Series $A = \sum_{n=1}^\infty\frac{1}{\ln(n+1/n)}$ diverges by the comparison test (wolfram). I want to compare $\sum_{n=1}^\infty\frac{\sin^4n}{\ln(n+1/n)}$ with series $A$.
How can I prove that series $A$ diverges? Or maybe there are other methods?
On
First, note that there exists $\delta$ such that $|\sin^4(x)|<\delta$ implies $|\sin^4(x+1)|>\delta$. To see this, draw a circle. The angles $x$ for which $|\sin(x)|<\delta$ correspond so arcs around $(1,0)$ (at angle $0$) and $(-1,0)$ (at angle $\pi$), so if these arcs are small enough, which corresponds to $\delta$ being small, then adding $1$ to some angle inside these arcs will go to a new point outside these arcs.
In fact, any $\delta<\sin((\pi-1)/2))^4$ works. I will let you work out the details. Anyway, fix some $\delta$ with this property.
By the choice of $\delta$, for each $n$ we can pick a number $k_n\in\left\{n,n+1\right\}$ with $\sin^4(n_k)>\delta$. Then $$\sum_{n=1}^\infty\frac{\sin^4(n)}{\ln(n+1/n)}\geq\delta\sum_{n=1}^\infty\frac{1}{\ln(k_n+1/k_n)}$$ so we simply need to show that the RHS diverges.
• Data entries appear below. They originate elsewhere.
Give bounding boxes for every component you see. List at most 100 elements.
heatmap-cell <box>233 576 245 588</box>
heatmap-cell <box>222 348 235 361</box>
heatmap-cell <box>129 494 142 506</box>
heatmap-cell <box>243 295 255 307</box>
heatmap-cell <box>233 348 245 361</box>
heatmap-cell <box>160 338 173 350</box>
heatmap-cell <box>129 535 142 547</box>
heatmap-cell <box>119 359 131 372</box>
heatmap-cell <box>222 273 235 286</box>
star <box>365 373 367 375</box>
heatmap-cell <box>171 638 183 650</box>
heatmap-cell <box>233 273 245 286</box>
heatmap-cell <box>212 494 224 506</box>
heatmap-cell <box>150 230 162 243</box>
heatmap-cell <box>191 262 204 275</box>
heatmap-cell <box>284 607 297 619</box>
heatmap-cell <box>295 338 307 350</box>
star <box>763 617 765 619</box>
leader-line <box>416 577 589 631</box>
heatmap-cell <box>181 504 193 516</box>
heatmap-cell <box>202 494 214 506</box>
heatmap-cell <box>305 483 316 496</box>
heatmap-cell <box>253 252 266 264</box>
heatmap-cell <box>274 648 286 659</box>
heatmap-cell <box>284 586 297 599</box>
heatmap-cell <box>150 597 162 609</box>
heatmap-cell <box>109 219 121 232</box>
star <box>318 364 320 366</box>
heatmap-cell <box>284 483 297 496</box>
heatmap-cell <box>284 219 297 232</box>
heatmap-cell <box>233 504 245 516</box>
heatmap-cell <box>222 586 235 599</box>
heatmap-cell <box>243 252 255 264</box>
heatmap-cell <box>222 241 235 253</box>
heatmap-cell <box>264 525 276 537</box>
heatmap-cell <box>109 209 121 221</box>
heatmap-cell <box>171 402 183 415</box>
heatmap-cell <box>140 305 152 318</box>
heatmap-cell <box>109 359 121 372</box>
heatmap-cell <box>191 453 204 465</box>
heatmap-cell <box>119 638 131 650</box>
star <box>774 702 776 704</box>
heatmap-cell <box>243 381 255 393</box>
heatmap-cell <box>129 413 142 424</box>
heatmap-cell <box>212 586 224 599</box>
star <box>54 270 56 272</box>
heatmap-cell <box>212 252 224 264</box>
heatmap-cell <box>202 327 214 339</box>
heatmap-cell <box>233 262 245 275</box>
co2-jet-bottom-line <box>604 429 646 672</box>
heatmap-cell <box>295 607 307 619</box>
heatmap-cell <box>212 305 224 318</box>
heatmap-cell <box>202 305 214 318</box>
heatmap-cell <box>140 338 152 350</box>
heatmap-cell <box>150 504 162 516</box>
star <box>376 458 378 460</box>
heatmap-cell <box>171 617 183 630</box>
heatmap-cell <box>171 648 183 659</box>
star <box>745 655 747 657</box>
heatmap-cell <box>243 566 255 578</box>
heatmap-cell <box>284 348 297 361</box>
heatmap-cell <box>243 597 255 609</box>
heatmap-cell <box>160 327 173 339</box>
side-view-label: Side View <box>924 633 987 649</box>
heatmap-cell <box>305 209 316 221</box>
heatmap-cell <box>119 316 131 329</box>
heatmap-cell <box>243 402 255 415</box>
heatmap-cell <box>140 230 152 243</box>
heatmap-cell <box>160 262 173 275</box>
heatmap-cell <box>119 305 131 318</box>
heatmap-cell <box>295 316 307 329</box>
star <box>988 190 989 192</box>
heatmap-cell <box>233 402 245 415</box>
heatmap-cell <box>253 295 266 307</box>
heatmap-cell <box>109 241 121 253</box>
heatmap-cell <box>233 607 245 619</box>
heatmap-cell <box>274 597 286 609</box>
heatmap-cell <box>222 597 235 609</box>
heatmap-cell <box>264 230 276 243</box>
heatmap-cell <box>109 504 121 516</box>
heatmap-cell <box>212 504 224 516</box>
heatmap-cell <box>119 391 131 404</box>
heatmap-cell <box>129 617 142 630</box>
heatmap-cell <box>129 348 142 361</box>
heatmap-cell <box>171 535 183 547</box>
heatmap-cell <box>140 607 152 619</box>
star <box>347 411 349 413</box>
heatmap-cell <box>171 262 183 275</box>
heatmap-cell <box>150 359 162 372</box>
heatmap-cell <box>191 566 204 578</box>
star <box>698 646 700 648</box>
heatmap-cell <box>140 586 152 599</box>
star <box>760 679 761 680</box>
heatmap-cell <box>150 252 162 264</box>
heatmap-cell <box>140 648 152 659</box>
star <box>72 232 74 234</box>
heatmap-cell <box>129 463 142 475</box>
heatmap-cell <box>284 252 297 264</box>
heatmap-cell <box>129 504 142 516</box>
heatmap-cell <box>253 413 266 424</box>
Lemma: Let $(a_n)$ be a decreasing sequence of positive numbers. For each $n$, pick a number $k_n\in\{n,n+1\}$. Then $\sum_n a_n$ converges iff $\sum_n a_{k_n}$ converges.
To finish, apply the lemma above with $a_n=\frac{1}{\ln(n+1/n)}$.
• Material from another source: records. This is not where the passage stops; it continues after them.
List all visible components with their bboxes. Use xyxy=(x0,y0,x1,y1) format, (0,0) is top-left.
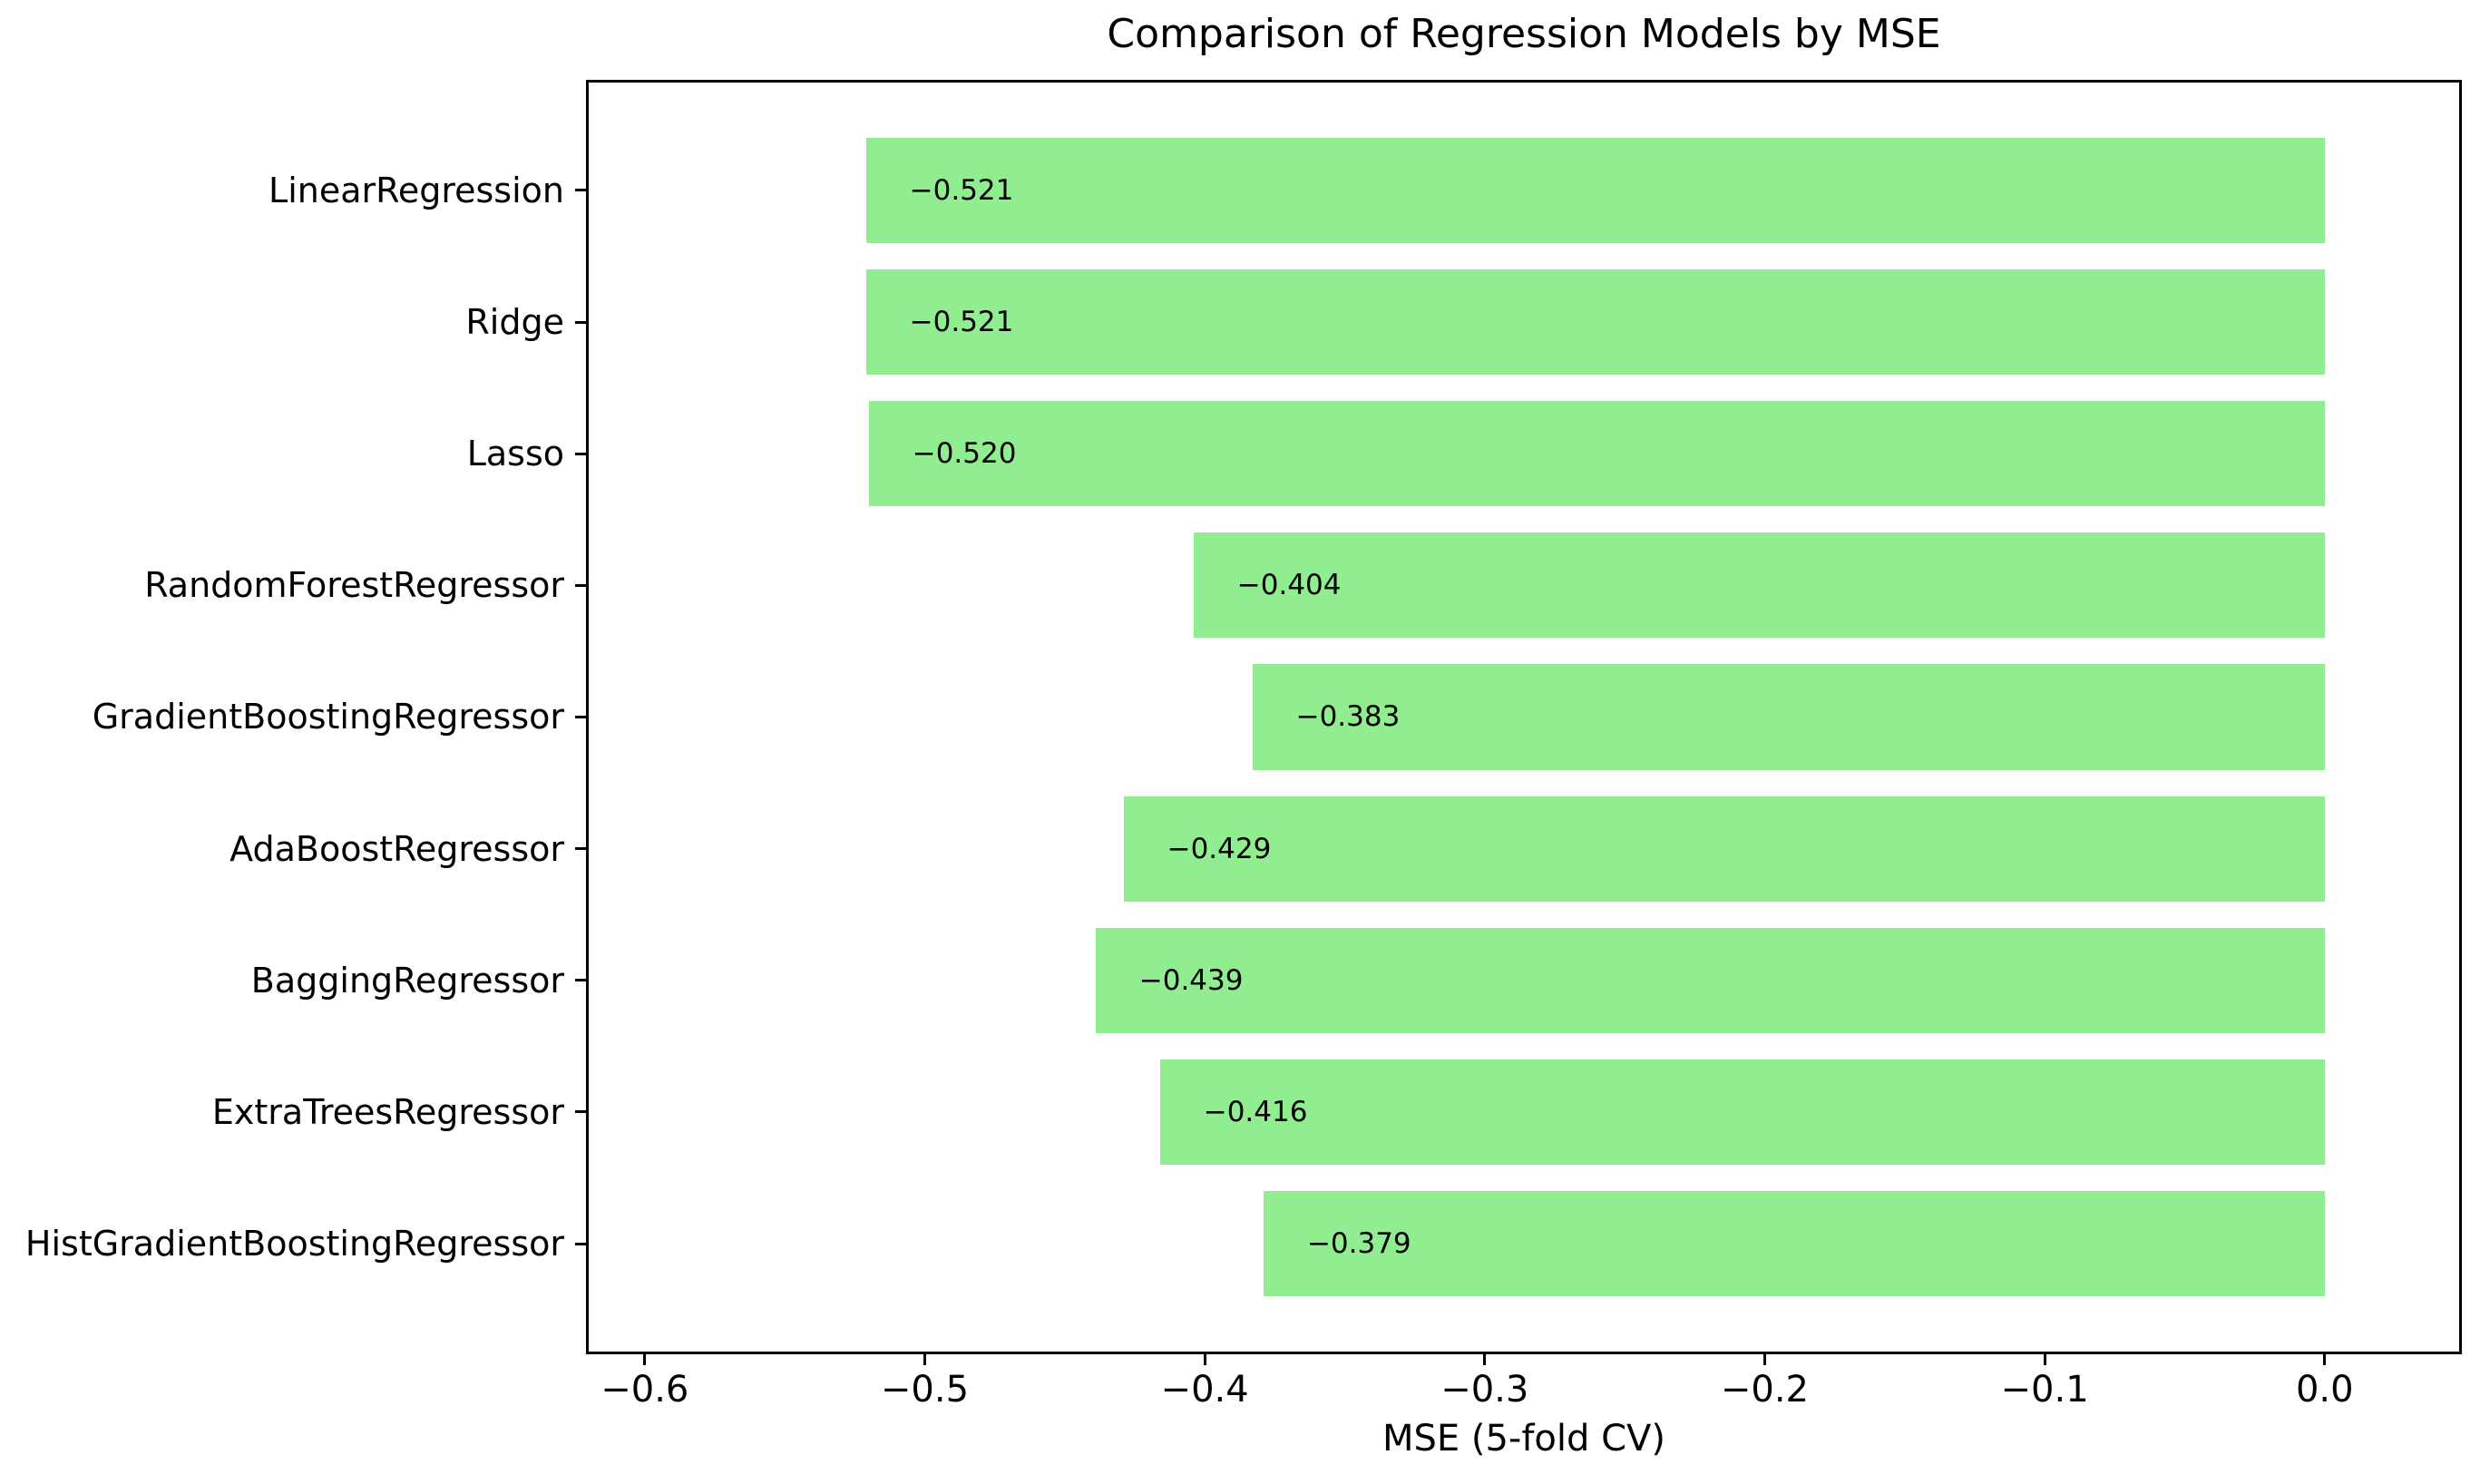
y-tick-mark xyxy=(575,320,586,324)
bar-value-label: −0.521 xyxy=(909,306,1014,338)
y-tick-label: AdaBoostRegressor xyxy=(229,828,564,869)
y-tick-mark xyxy=(575,583,586,587)
x-tick-label: −0.6 xyxy=(600,1369,689,1411)
y-tick-label: BaggingRegressor xyxy=(250,960,564,1001)
y-tick-mark xyxy=(575,979,586,982)
bar-value-label: −0.439 xyxy=(1138,963,1244,997)
x-tick-mark xyxy=(1483,1354,1487,1365)
bar-BaggingRegressor xyxy=(1095,927,2325,1033)
y-tick-mark xyxy=(575,716,586,718)
bar-value-label: −0.429 xyxy=(1167,832,1272,865)
y-tick-label: RandomForestRegressor xyxy=(144,565,564,606)
y-tick-mark xyxy=(575,452,586,455)
bar-value-label: −0.520 xyxy=(912,437,1017,471)
x-tick-label: 0.0 xyxy=(2295,1369,2354,1411)
bar-Lasso xyxy=(868,401,2325,507)
y-tick-label: HistGradientBoostingRegressor xyxy=(24,1224,564,1264)
y-tick-label: Ridge xyxy=(465,302,564,342)
bar-value-label: −0.379 xyxy=(1306,1227,1411,1261)
x-tick-label: −0.1 xyxy=(2000,1369,2089,1411)
y-tick-mark xyxy=(575,1242,586,1245)
bar-HistGradientBoostingRegressor xyxy=(1263,1191,2325,1297)
y-tick-label: GradientBoostingRegressor xyxy=(92,697,564,737)
x-tick-mark xyxy=(2043,1354,2046,1365)
bar-GradientBoostingRegressor xyxy=(1252,664,2325,770)
bar-value-label: −0.416 xyxy=(1203,1095,1308,1128)
x-tick-mark xyxy=(923,1354,926,1365)
x-tick-label: −0.3 xyxy=(1440,1369,1529,1411)
x-tick-label: −0.2 xyxy=(1720,1369,1809,1411)
y-tick-mark xyxy=(575,1110,586,1114)
x-tick-label: −0.4 xyxy=(1160,1369,1249,1411)
x-tick-mark xyxy=(1203,1354,1206,1365)
y-tick-mark xyxy=(575,847,586,851)
x-tick-mark xyxy=(1762,1354,1766,1365)
bar-value-label: −0.521 xyxy=(909,173,1014,207)
y-tick-label: ExtraTreesRegressor xyxy=(211,1091,564,1132)
bar-LinearRegression xyxy=(865,137,2325,243)
bar-Ridge xyxy=(865,269,2325,376)
y-tick-mark xyxy=(575,189,586,192)
y-tick-label: LinearRegression xyxy=(269,170,564,210)
x-tick-label: −0.5 xyxy=(880,1369,970,1411)
x-tick-mark xyxy=(2323,1354,2327,1365)
x-tick-mark xyxy=(643,1354,647,1365)
x-axis-label: MSE (5-fold CV) xyxy=(1382,1418,1666,1460)
y-tick-label: Lasso xyxy=(466,434,564,474)
bar-value-label: −0.404 xyxy=(1236,569,1342,602)
bar-ExtraTreesRegressor xyxy=(1159,1059,2325,1165)
bar-RandomForestRegressor xyxy=(1193,532,2325,639)
bar-AdaBoostRegressor xyxy=(1123,796,2325,902)
bar-value-label: −0.383 xyxy=(1295,700,1401,734)
chart-title: Comparison of Regression Models by MSE xyxy=(1107,11,1941,57)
Proof: Suppose $\sum_n a_{k_n}$ converges. For each $n$, let $p_n$ be the only element of $\{n,n+1\}\setminus\{k_n\}$. Since $a_n$ is decreasing, $k_n>p_{n+1}$. Therefore, $$\sum_n a_n=\sum_n a_{p_n}+a_{k_n}\leq a_{p_1}+2\sum_n a_{k_n}<\infty.$$ The other implication is trivial. QED
On
Note that $\sin^4(t) + \sin^4(t+1)$ is continuous and nonnegative, is never $0$ and is periodic. It follows that there is a constant $c> 0$ such that $\sin^4(t) + \sin^4(t+1) > c$ for all $t.$ Also note that $\sin^4(n)/\ln (n+1/n) \ge \sin^4(n)/\ln (2n).$ So it's enough to show the series $\sum \sin^4(n)/\ln (2n) = \infty.$ Here observe that
$$ \frac{\sin^4(2n)}{\ln (2(2n))} + \frac{\sin^4(2n+1)}{\ln (2(2n+1))} \ge \frac{\sin^4(2n) + \sin^4(2n+1)}{\ln (4n+2)} \ge \frac{c}{\ln (4n+2)}.$$
Since $\sum_{n=1}^{\infty} c/\ln (4n+2) = \infty,$ the original series diverges too.
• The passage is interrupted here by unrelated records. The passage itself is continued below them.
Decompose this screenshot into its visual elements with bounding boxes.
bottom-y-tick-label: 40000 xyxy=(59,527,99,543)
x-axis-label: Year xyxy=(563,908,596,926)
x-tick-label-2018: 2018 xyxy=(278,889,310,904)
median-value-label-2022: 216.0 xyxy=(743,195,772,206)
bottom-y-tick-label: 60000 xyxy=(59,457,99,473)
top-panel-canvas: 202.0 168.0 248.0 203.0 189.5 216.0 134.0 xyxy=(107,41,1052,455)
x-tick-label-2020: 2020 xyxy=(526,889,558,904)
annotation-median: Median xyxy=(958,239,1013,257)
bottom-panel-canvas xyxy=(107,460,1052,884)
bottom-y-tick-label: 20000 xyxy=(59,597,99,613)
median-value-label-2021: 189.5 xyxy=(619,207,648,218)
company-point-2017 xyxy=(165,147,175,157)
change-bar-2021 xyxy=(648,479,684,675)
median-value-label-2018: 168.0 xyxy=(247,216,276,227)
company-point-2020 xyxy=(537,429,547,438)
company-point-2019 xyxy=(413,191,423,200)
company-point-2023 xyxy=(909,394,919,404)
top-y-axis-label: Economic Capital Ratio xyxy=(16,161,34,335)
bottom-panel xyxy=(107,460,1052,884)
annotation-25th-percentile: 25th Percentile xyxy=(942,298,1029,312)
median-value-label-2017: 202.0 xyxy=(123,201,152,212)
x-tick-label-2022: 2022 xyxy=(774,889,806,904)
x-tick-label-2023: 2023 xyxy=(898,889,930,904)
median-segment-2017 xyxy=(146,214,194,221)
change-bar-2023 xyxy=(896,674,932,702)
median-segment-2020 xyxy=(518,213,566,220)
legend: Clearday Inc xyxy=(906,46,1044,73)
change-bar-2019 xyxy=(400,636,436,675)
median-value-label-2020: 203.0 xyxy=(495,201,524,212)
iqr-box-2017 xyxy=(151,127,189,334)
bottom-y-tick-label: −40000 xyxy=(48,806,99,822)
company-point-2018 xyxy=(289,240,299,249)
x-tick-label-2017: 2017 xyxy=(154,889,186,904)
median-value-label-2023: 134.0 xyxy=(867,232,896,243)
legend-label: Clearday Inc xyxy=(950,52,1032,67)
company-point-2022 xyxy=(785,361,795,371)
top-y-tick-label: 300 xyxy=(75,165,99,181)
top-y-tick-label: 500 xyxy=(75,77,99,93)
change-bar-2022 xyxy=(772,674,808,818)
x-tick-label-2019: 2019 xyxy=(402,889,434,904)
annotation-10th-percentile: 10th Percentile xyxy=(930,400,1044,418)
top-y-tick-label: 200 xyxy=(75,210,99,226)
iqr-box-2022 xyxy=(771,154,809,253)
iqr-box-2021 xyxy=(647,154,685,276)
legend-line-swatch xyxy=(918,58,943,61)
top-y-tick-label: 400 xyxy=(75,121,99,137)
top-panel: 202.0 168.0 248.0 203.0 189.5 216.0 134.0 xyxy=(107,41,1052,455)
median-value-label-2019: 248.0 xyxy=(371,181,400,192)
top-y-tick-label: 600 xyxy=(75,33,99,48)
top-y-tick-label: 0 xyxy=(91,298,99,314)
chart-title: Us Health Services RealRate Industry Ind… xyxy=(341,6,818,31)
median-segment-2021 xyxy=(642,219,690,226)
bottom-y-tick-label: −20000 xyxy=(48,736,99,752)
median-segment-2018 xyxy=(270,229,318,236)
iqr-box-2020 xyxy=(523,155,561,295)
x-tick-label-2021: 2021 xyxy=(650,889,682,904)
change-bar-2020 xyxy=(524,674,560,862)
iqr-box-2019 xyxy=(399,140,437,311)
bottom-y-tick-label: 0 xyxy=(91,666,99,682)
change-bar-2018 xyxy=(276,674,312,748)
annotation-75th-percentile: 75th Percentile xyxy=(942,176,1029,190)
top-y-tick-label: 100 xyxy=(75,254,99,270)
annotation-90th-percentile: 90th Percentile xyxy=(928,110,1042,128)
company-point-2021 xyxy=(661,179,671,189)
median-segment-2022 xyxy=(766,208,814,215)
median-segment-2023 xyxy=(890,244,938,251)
Note that $$ \sin^4 n = (\sin^2 n)^2 = \left( \frac{1 - \cos 2n }2 \right)^2 = \frac{1 - 2\cos 2n + \cos^2 2n}4 $$ $$ = \frac{1-2\cos 2n}4 + \frac{1+2\cos 4n}8 = \frac38-\frac{\cos 2n}2+\frac{\cos 4n}4. $$ We split the sum into three parts: $$ \sum_{n=1}^{\infty} \frac{\sin^4 n }{\ln(n+\frac1n)} = \sum_{n=1}^{\infty} \frac38 \frac1{\ln(n+\frac1n)} - \sum_{n=1}^{\infty} \frac{\cos 2n}{2\ln(n+\frac1n)} + \sum_{n=1}^{\infty} \frac{\cos 4n}{4\ln(n+\frac1n)}=\Sigma_1 - \Sigma_2 + \Sigma_3. $$ It is easy to see that $\Sigma_1$ diverges by a comparison with $\sum 1/n$.
For the remaining sums, consider the bounded partial sums $$ S_{1,N}=\sum_{n\leq N} \cos 2n, \ \ S_{2,N} = \sum_{n\leq N} \cos 4n. $$ Then by Dirichlet's Test, the two sums $\Sigma_2$ and $\Sigma_3$ are convergent.
Thus, by combining three sums, we see that the series in question is divergent.